Very nice! He's more interesting than our birds (clueless woodpeckers aside).


----------



## Almaviva (Aug 13, 2010)

Yes. Anna Netrebko.


----------



## kv466 (May 18, 2011)

I got a train just far enough that when I have my windows shut and it's perfectly silent, I can just hear it purring against the tracks in the distance...windows open with the same conditions and it can overtake your whole conciousness with the steel grinding and wheels going clickity clack.


----------



## Philip (Mar 22, 2011)

if you like low frequencies, military base tank shooting range is the place to be.


----------



## TxllxT (Mar 2, 2011)

The big red beechtree in our backgarden is night and day ridden with young & very noisy jackdaws. Can anyone help?


----------



## Chris (Jun 1, 2010)

I recorded this today at a local rubbish tip, largely disused.






These things are scattered over it, presumably to let the gas out. The sound is hypnotic....after a minute you hardly notice the sulphurous niff. On a calm day you can hear the combined aspirations of several of them. It's almost musical.


----------



## Keychick (Jun 9, 2011)

I live in the country and i wake everyday @ 4a.m. to the sound of the birds
starting there day. Its beautiful music indeed.
My cat thinks so too...


----------



## elgar's ghost (Aug 8, 2010)

Some years ago during the summer months with the living room window open I could sometimes hear the over-loud tannoy system of my ex-place of employment from about a quarter of a mile away - hardly the sound you wanted to hear on your days off when it was too hot to close the window.


----------



## mamascarlatti (Sep 23, 2009)

I forget to mention that I live close to a very popular Rugby Club. So there is always the sound of men shouting encouragement and instructions, refs' whistles, the tannoy, and on tournament days various national anthems and of course the haka:


----------



## Suwannee Tim (Jun 6, 2010)

One soundmark conspicuous by it's absence is the sound of people, mainly children. In my childhood a couple score and then some years ago, any summer evening when it wasn't raining was loud with the sounds of children. I guess they don't go outside anymore.


----------



## samurai (Apr 22, 2011)

@ elgar's ghost and mamascarlatti: In your 2 most recent posts on this thread you both used the word *tannoy. *Could you explain what this is?
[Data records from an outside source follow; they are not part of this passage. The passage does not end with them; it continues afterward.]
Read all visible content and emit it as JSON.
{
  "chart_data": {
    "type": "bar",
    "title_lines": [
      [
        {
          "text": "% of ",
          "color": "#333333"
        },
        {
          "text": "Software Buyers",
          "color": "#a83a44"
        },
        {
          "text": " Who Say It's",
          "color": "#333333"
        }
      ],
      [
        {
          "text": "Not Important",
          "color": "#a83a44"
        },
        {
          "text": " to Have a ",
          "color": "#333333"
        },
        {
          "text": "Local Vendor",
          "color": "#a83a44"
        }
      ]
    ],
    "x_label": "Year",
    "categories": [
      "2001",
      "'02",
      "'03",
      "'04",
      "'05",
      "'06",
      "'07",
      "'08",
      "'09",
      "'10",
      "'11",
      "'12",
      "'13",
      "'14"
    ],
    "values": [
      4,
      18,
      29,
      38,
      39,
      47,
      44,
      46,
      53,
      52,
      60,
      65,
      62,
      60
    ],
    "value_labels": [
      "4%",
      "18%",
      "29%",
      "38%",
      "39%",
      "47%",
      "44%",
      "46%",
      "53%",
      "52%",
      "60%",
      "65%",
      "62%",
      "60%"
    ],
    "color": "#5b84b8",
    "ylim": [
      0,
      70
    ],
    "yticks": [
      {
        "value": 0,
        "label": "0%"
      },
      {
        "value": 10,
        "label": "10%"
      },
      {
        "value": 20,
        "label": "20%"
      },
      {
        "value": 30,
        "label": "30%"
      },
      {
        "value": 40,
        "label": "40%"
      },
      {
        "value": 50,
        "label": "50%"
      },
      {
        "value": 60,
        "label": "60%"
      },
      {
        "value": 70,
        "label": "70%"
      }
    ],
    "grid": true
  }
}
Thanks.


----------



## mamascarlatti (Sep 23, 2009)

samurai said:


> @ elgar's ghost and mamascarlatti: In your 2 most recent posts on this thread you both used the word *tannoy. *Couldyouexplainwhatthisis? Thanks.


Loudspeaker. I think it's one of those brand names used as the word itself, like Hoover for vacuum cleaner (in the UK anyway).


----------



## samurai (Apr 22, 2011)

@mamascarlatti, Thanks so much for your explanation. I'm sorry I had scrunched all the words together in my original post. In future, I shall try and do a better job of editing my posts before submitting them.


----------